ZA impairs VEGF mobilization to its receptor by MMP-9. VEGF-A associates with its principal signaling receptor VEGF-R2 in the highly angiogenic lesions of the cervical carcinogenesis pathway (Figure 1C). Motivated by our previous observation that MMP-9 could mobilize VEGF and increase its association with VEGF-R2 (13), we sought to determine whether MMP-9 was also serving such a function in cervical neoplasias, and, if so, was ZA limiting VEGF mobilization? We analyzed the association of VEGF with VEGF-R2 in CIN-3 lesions and in tumors in ZA-treated HPV/E2 mice, in MMP-2 and MMP-9 gene KO HPV/E2 mice, and in control HPV/E2 mice. As expected from unaltered tumor incidence and volume, VEGF ligand-receptor complexes were readily detected in the vasculature of MMP-2–deficient tumors (Figure 7, C and E) and CIN-3 lesions (data not shown), similar to vessels of control mice (Figure 7, C and D).

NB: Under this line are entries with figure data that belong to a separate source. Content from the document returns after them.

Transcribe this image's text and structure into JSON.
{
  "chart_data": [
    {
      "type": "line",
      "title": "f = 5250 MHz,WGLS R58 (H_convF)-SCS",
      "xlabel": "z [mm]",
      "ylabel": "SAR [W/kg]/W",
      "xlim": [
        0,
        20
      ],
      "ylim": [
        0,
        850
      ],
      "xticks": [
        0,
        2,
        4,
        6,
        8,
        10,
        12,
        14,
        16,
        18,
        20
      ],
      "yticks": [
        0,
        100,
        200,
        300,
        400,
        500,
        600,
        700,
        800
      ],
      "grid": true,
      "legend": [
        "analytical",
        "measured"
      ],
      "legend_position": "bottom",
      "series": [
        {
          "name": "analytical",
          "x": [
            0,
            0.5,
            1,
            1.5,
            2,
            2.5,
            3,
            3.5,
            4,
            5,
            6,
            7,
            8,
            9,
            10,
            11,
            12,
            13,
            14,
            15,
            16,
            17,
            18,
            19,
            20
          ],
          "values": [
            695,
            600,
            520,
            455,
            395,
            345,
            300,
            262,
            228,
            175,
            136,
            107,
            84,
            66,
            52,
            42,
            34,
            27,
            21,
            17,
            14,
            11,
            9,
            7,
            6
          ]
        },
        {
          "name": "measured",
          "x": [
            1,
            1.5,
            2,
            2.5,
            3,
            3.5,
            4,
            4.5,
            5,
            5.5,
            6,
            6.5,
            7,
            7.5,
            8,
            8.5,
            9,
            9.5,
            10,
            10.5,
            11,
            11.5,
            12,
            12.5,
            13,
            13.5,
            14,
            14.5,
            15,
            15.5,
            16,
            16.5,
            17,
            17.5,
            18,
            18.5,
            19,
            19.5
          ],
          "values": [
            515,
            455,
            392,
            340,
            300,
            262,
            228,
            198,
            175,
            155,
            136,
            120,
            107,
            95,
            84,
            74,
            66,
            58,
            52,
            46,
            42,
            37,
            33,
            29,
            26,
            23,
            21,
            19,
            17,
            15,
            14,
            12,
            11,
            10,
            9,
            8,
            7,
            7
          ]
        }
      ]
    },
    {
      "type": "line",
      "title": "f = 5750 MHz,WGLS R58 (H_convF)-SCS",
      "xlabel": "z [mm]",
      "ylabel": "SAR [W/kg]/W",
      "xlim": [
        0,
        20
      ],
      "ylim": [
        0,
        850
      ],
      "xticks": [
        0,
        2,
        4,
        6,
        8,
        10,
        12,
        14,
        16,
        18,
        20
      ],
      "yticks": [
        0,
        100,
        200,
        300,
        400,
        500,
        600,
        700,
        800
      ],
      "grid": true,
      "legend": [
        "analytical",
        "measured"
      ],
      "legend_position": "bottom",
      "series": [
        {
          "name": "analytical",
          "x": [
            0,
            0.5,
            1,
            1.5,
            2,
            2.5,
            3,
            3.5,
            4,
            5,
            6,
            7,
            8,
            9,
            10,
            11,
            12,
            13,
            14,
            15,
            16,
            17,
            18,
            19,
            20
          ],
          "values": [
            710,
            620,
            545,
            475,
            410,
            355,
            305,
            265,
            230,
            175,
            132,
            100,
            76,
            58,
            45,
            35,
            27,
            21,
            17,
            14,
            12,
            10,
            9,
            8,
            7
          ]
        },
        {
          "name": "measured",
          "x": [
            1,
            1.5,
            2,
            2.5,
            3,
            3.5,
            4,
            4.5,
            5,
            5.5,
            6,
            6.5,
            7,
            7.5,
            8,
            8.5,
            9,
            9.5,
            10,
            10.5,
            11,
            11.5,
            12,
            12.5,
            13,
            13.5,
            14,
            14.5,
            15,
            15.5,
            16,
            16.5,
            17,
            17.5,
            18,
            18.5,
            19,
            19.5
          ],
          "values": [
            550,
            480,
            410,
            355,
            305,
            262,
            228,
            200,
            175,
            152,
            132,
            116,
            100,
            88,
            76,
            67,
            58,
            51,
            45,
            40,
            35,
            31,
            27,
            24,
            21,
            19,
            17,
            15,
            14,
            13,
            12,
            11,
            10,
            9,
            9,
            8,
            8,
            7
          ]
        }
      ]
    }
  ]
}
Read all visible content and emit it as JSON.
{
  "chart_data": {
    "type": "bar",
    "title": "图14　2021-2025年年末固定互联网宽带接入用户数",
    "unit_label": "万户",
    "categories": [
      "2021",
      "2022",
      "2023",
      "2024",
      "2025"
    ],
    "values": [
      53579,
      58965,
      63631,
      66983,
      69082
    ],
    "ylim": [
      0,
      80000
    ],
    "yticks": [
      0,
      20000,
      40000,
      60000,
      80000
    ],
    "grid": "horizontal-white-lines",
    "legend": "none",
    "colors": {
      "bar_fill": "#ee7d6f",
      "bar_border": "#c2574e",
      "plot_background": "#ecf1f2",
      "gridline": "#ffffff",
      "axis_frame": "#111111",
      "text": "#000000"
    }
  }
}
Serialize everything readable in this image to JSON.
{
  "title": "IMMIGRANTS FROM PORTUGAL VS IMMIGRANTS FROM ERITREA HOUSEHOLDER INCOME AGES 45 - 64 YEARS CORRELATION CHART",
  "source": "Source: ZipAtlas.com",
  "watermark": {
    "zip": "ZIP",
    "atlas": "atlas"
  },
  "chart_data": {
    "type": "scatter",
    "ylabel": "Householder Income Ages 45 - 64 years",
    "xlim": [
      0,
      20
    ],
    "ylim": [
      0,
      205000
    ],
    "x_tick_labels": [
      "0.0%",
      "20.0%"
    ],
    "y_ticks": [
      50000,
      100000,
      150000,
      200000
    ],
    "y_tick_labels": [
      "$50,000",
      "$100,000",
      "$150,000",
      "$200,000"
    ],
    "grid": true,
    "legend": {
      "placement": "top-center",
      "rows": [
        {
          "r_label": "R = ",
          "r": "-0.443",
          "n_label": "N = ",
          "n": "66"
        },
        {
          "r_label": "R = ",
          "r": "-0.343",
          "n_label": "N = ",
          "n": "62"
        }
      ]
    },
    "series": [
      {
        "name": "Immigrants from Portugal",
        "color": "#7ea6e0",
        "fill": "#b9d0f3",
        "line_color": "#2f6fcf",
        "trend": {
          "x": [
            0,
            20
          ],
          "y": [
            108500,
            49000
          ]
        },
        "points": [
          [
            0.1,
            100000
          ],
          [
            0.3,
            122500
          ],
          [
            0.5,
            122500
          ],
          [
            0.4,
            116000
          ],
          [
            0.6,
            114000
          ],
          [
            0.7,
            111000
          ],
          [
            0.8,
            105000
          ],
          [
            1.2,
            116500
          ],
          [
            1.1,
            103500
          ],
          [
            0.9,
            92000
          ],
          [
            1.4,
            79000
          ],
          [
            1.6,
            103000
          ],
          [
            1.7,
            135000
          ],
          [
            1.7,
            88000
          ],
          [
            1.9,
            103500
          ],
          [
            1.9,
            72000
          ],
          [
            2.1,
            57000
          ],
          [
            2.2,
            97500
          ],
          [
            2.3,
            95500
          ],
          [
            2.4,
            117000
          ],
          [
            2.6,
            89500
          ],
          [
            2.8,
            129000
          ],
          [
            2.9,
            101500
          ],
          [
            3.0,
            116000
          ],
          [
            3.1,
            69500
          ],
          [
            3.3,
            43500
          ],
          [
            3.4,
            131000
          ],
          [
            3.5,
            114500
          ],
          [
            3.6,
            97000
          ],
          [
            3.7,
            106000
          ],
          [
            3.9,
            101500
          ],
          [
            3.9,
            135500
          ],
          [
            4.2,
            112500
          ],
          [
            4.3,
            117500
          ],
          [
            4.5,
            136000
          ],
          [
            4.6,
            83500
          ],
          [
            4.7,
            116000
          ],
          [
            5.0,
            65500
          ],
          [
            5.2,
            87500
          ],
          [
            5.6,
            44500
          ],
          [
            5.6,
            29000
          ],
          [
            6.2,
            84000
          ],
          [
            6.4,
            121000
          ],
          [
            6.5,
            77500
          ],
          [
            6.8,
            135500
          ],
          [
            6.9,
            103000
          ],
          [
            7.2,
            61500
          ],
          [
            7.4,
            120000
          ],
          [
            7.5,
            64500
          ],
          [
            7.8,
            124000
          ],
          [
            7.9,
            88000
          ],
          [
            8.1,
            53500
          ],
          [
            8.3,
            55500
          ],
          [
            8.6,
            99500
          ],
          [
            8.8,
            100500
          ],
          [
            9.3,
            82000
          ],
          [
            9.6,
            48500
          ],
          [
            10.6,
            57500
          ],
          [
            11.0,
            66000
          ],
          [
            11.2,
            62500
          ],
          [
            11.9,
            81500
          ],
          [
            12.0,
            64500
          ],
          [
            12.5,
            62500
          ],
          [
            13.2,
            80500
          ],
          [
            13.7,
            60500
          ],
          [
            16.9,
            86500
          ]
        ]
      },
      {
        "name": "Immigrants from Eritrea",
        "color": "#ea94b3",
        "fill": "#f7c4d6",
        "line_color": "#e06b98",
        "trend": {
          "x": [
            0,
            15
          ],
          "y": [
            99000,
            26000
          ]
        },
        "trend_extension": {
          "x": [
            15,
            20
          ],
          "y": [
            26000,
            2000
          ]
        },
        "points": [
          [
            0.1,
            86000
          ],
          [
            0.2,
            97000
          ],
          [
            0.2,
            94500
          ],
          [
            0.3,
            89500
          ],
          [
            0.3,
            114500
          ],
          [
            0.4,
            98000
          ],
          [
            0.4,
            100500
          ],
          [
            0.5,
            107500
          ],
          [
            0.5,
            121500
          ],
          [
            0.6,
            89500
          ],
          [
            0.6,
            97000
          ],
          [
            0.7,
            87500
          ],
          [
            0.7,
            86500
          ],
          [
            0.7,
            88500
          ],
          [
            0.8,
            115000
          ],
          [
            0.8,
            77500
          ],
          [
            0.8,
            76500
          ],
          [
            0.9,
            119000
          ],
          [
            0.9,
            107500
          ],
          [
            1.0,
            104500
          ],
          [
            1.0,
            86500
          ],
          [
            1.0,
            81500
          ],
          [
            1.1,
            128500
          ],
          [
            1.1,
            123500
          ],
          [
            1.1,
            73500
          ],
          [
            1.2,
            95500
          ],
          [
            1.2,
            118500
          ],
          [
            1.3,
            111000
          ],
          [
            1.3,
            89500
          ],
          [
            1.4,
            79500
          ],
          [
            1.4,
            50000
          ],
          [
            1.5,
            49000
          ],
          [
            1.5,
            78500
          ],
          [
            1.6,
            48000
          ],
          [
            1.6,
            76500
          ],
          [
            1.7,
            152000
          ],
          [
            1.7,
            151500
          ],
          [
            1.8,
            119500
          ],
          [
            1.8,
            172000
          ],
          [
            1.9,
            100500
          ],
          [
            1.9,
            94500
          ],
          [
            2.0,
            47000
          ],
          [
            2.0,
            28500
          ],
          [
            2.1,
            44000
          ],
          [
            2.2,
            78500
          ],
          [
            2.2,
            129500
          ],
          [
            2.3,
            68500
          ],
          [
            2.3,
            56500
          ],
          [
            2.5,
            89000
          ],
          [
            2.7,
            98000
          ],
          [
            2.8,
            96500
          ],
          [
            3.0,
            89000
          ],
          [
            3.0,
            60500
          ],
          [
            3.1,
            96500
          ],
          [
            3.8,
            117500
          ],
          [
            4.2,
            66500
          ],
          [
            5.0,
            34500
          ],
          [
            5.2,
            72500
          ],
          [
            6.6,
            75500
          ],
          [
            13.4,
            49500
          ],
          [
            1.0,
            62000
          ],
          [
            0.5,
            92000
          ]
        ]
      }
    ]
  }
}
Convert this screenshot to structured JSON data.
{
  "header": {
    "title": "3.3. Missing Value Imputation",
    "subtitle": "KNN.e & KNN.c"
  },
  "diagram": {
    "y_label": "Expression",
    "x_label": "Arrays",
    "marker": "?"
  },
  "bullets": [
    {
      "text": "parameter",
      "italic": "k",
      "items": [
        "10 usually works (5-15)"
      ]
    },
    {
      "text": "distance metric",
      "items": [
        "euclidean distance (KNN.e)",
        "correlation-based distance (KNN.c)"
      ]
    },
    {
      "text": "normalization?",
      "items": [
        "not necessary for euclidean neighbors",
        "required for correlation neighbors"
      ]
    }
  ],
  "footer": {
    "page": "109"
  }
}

In contrast, the vessels in tumors or CIN-3 lesions of MMP-9–null mice showed little or no VEGF/VEGF-R2 complex on ECs (Figure 7, C and F; the data for CIN-3 lesions are analogous but not shown). Notably, the immunostaining of vessels with GVM39 Ab in ZA-treated mice (in both prevention and regression trials) revealed a similarly reduced association of VEGF with VEGF-R2 in tumors (Figure 7, C and G) and in CIN-3 lesions (data not shown). A comparable reduction of GVM39 immunostaining (74% reduction compared with controls) was also observed in BB94-treated cervical carcinomas (see Supplemental Figure 4, A–C) and CIN-3 lesions (data not shown), supporting the interpretation that ZA is inhibiting angiogenesis by interfering with MMP-9–mediated mobilization of VEGF.